The seventh year of trade policy negotiations under the Doha Round of the WTO has begun. A first session in Geneva will last two weeks and draw on progress made since last September. The Doha round began in November 2001 and was originally scheduled to end on Jan 1, 2005. While the talks have been much too slow, keep in mind that the Uruguay Round began in 1986 and the agreement creating the WTO from the General Agreement on Tariffs and Trade did not take effect until January 1995.

The chairman of the agricultural negotiations, Crawford Falconer of New Zealand, had seen enough progress in informal talks over the past four months that on December 21 he issued four short working documents to clarify the emerging consensus on domestic support programs. There is still bracketed language for disagreements, but differences are narrowing. With the current expectation of continued high commodity prices for the next several years, domestic programs are less critical than earlier in the talks. If an agreement can be worked out on domestic supports, it may lead to more efforts on market access which is at the heart of the agricultural talks.

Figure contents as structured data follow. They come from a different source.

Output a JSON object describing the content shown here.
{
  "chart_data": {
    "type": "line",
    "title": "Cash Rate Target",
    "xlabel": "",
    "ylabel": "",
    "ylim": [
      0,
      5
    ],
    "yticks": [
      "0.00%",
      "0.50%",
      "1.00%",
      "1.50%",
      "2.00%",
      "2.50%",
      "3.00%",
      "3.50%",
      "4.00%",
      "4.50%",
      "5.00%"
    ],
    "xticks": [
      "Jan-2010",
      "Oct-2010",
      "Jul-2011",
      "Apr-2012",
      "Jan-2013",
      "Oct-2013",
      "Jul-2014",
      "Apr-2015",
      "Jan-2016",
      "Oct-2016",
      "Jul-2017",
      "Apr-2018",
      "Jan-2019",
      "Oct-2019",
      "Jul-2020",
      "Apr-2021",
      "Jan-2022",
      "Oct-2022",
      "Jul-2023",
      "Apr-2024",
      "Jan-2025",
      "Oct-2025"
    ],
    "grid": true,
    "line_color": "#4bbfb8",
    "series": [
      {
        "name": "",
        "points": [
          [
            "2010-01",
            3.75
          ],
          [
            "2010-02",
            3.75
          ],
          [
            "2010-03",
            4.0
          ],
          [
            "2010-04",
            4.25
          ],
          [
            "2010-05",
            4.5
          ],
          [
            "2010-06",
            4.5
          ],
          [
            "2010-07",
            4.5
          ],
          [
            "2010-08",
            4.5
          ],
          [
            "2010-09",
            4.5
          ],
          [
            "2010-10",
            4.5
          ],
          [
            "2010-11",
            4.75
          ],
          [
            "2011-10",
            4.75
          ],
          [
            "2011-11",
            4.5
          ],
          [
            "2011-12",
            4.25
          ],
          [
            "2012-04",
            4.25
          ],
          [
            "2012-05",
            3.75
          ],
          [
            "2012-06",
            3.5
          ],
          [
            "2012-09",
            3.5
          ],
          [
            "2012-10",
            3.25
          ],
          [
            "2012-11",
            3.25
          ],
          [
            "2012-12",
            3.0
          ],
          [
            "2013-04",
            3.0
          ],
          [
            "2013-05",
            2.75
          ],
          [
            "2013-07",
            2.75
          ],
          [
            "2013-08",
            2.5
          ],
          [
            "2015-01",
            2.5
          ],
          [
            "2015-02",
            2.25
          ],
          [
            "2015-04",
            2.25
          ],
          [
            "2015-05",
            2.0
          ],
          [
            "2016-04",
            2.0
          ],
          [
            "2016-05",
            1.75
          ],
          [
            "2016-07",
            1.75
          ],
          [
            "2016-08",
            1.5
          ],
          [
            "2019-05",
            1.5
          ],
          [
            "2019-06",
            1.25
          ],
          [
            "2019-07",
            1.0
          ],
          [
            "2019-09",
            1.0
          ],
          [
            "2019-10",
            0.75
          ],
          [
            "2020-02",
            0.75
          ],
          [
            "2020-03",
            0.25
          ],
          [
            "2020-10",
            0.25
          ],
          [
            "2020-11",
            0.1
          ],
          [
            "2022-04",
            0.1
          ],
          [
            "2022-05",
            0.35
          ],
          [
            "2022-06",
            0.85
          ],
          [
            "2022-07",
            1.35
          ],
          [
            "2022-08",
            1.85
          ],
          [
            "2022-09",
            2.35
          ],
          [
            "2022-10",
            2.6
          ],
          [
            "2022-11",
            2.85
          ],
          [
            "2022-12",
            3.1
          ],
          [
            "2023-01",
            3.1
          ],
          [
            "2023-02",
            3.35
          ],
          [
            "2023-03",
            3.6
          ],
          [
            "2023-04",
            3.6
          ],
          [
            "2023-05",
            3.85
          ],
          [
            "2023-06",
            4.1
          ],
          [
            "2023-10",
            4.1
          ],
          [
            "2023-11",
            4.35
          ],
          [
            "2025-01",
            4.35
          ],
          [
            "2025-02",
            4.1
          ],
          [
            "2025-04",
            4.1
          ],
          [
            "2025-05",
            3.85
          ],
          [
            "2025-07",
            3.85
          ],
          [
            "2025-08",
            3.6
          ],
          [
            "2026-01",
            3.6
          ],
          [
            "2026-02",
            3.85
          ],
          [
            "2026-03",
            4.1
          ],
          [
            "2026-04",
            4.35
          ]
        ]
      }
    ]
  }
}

Falconer proposed a formula for reduction of overall trade-distorting domestic support (OTDS), the broadest measure of domestic support. The formula for developed countries would be the current maximum Aggregate Measure of Support (AMS), plus 5 percent of the average value of production for the base years of 1995-2000 for product-specific AMS and 5 percent for non-product-specific AMS, plus the higher of existing Blue Box payments or 5 percent of average 1995-2000 value of production. Countries with OTDS of greater than $60 billion per year would reduce by 75-85 percent; those with $10-60 billion by 66-73 percent; and countries with less than $10 billion by 50-60 percent. The beginning U.S. OTDS would be $48.4 billion. A reduction of 66 percent would reduce it to $16.0 billion, and a 73 percent reduction to $13.1 billion. These numbers were agreed to by the U.S. in October of 2007. One-third of the reduction would occur at the beginning of the implementation period and the remaining amount in equal steps over five years.

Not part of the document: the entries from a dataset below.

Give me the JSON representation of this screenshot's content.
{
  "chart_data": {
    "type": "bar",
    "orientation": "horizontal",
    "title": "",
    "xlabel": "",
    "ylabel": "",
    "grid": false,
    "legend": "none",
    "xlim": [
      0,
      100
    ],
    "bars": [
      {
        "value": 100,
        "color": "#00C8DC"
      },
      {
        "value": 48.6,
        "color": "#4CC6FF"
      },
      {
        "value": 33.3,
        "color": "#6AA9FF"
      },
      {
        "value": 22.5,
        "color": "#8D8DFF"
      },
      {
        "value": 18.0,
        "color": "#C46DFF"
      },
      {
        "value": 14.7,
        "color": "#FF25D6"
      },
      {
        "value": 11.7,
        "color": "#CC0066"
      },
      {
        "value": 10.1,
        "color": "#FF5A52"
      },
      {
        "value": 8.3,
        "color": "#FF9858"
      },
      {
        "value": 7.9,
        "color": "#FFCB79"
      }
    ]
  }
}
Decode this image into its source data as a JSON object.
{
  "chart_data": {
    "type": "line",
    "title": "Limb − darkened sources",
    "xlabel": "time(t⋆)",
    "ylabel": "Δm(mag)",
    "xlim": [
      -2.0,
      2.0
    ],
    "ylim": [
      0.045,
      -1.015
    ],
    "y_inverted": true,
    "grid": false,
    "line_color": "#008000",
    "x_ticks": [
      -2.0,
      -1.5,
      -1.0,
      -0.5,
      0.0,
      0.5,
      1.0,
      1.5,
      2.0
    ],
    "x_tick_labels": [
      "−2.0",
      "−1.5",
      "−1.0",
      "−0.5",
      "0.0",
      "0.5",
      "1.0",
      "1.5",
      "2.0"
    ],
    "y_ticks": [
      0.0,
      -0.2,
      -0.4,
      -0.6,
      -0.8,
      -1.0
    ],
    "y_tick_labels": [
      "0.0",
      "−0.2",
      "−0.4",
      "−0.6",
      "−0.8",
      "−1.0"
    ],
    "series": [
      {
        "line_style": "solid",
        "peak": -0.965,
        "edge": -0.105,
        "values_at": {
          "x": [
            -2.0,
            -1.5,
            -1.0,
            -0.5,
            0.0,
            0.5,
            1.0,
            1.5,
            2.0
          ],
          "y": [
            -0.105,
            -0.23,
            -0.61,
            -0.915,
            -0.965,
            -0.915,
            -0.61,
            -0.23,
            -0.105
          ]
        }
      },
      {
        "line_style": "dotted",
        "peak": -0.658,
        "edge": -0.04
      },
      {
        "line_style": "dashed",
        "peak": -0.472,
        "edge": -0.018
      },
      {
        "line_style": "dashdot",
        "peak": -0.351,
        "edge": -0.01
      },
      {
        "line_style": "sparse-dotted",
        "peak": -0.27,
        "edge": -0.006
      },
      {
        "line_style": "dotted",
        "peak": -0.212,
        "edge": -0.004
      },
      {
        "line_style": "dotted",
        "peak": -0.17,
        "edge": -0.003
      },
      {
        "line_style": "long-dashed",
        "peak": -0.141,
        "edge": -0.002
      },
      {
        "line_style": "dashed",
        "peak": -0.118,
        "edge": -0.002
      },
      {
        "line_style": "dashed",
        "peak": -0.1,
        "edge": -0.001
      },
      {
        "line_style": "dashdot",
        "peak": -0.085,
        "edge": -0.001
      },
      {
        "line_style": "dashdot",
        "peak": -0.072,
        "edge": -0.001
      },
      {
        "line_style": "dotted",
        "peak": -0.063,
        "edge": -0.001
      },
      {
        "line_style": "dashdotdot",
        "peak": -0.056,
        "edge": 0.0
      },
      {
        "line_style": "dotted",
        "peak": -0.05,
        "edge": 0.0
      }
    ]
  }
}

The final bound limit on the AMS amber box proposed by Falconer would require the U.S. to reduce the current $19.1 billion per year limit by 60 percent to $7.6 billion as proposed by the U.S. in 2005. Thirty percent of the reduction would occur at implementation with the remaining amount spread equally over four years. Product-specific AMS limits for the U.S. would be created based on total AMS outlays for 1995-2000 and the proportional distribution of total AMS for 1995-2004. These product-specific limits are a way to keep countries from shifting outlays from one commodity to another. The limits would be imposed immediately or over three years. The proposal would also reduce the 5 percent of production value for the product-specific de minimis and the non-product-specific de minimis by 50 percent or 60 percent at the beginning of implementation or in five equal installments.

The Blue Box would continue to include payments for production limiting programs and include direct payments if no production is required and payments are made based on fixed bases and yields. A consensus has not been reached on if member states have to choose in advance which category to use. Total support could not exceed 2.5 percent of total average value of production in a suggested 1995-2000 base period. Product-specific payments would be limited. Payment could exceed those limits in the blue box with a corresponding permanent reduction in the product-specific AMS.

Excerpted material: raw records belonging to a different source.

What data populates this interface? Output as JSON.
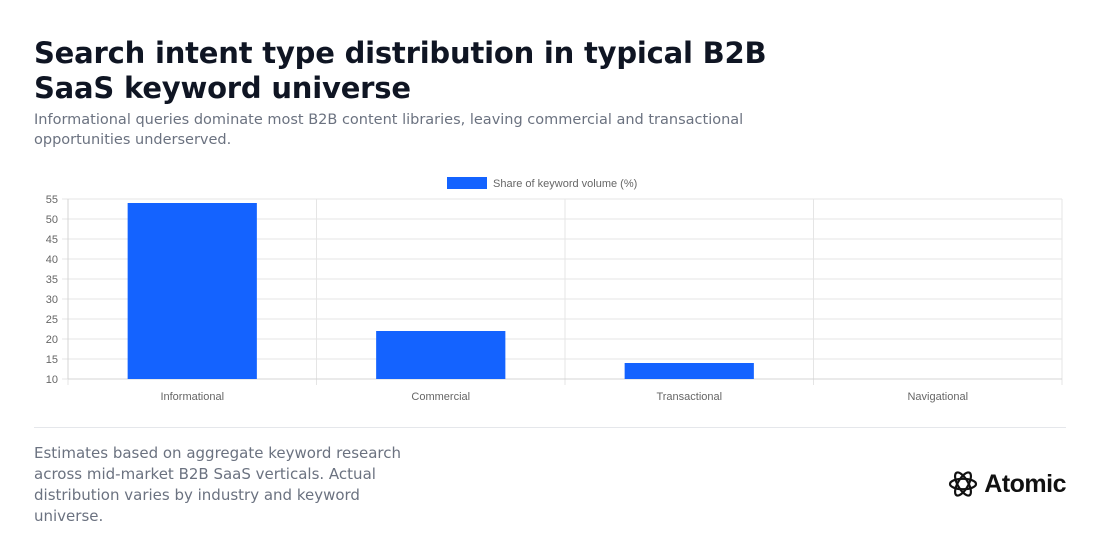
{
  "header": {
    "title": "Search intent type distribution in typical B2B SaaS keyword universe",
    "subtitle": "Informational queries dominate most B2B content libraries, leaving commercial and transactional opportunities underserved."
  },
  "chart_data": {
    "type": "bar",
    "categories": [
      "Informational",
      "Commercial",
      "Transactional",
      "Navigational"
    ],
    "series": [
      {
        "name": "Share of keyword volume (%)",
        "values": [
          54,
          22,
          14,
          10
        ],
        "color": "#1463ff"
      }
    ],
    "ylim": [
      10,
      55
    ],
    "yticks": [
      10,
      15,
      20,
      25,
      30,
      35,
      40,
      45,
      50,
      55
    ],
    "grid": true,
    "legend": "top-center"
  },
  "footer": {
    "note": "Estimates based on aggregate keyword research across mid-market B2B SaaS verticals. Actual distribution varies by industry and keyword universe.",
    "brand": "Atomic",
    "brand_icon": "atom-icon"
  }
}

The mind numbing details of changes proposed by Chairman Falconer are part of the normal process of working out specific language of a trade agreement. While these changes, and more that will come in the months ahead, are important, they are not the leap forward necessary to avoid another year of frustration. Those changes have to come from the negotiating positions of the major countries.

Some participants in the U.S. agricultural policy debate have not completely grasped the fundamental agricultural trade policy shift within the WTO. In a Dow Jones Newswire interview at the end of 2007 outgoing USDA Chief Economist Keith Collins referenced U.S. lawmakers who have tied their policy thinking to the 1994 Uruguay Round agreement rather than the spirit of the Doha Round. That is a key point. U.S. policy makers are too wedded to the Uruguay Round policy framework that was designed as a transition to start the process of reducing trade distorting domestic supports by focusing on the most trade distorting programs at the beginning of the transition. That was only a beginning, not an end in itself. Countries are now demanding continued reforms while the U.S. is defending tinkering with the status quo.

The other “spirit of Doha” challenge for the U.S. is the supposed link between reducing domestic supports and gaining expanded access to markets in other countries. That link does not exist in the game plans of other negotiators. Domestic programs were to be further reduced with or without increased market access because the programs are trade distorting. Increased market access is at the core of WTO trade negotiations and is a benefit for exporting and importing countries without considering any tradeoff for domestic support programs.

Trade policies under the WTO were never meant to be static; they will continue to change as the members move toward freer trade. Chairman Falconer and the negotiators should be congratulated from pushing the agricultural trade policy agenda forward under difficult circumstances. Now decision makers in key governments like the U.S., EU, India and Brazil need to make sure their thinking aligns with the “spirit of Doha.” Without that, it will be another frustrating year in the agricultural trade policy trenches.